Monday, Nov. 04, 1957
To the Mat!
In the third-floor composing room of the Chicago Sun-Times last week, a forklift truck nosed up to a clattering Linotype and tweaked it away from under the operator's fingers. Backing out, the tractor trundled the two-ton Linotype to a special elevator hoist that whisked it into a waiting truck on Franklin Street. Twenty minutes later the Linotype, its lead still molten, clattered back into action at the new $20 million Sun-Times building on the north side of the Chicago River, six blocks away.
No detail of the newspaper's massive move had been left to chance. The date had been picked in consultation with a meteorological firm which assured the paper that the Windy City would remain calm for the operation. In case of traffic tie-ups at the drawbridges, two big speedboats were standing by to haul light equipment across the river. The move went as smoothly as an enchainement in a Royal Ballet Swan Lake. By the time all 44 Linotypes (cost: up to $20,000 each) had been uprooted and replanted, the Sun-Times was able to boast that the titanic transfer had not delayed its press runs a single minute.

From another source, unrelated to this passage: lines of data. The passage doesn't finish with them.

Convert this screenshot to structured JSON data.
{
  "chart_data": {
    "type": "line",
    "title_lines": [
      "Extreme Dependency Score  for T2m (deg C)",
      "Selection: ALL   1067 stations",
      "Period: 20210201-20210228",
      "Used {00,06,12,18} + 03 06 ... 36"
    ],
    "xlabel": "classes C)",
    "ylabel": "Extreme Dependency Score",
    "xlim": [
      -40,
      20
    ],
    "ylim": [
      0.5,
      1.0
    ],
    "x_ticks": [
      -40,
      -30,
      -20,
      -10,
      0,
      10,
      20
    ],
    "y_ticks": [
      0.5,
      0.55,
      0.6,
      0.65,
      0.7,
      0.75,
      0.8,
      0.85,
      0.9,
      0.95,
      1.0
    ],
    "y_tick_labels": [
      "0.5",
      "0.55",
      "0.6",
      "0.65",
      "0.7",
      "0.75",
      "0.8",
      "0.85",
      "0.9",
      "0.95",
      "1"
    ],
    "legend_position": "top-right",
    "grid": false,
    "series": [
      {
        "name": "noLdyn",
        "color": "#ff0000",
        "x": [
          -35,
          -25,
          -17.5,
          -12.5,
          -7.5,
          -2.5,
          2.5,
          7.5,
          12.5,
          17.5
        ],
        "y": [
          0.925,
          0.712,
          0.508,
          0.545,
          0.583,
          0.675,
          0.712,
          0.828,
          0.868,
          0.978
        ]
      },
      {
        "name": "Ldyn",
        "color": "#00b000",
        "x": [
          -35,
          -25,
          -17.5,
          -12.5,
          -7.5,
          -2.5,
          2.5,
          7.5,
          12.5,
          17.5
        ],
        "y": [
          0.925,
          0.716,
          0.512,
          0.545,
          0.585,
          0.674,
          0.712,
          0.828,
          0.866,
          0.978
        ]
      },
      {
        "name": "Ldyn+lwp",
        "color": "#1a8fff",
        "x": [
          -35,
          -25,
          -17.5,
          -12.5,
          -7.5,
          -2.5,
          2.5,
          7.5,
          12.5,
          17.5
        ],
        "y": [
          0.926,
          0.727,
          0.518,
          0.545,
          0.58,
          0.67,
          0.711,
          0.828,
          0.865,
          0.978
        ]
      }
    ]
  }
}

While staffers downed farewell toasts of ouzo, a high-octane Athenian absinthe dispensed by the saloon next door to the old building, Sun-Times management rolled up its sleeves for a long-awaited scrap. Restricted to 96-page press runs by inadequate mechanical facilities in the old building, ailing Marshall Field Jr.'s fast-rising Sun-Times had to turn away advertisers 14 days last year, once had to forgo 17 pages of ads. The new presses, capable of turning out 128-page papers, will also allow the Sun-Times to go all out for the added circulation it could not handle in its old building. Now the ninth biggest U.S. newspaper, the Sun-Times (circ. 588,181) boasts that it has overtaken John S. Knight's Chicago News (614,098) in ad volume, and is steadily edging up to the Chicago Tribune (943,741). "Now," vowed a Sun-Times executive, "we will go to the mat with the Trib."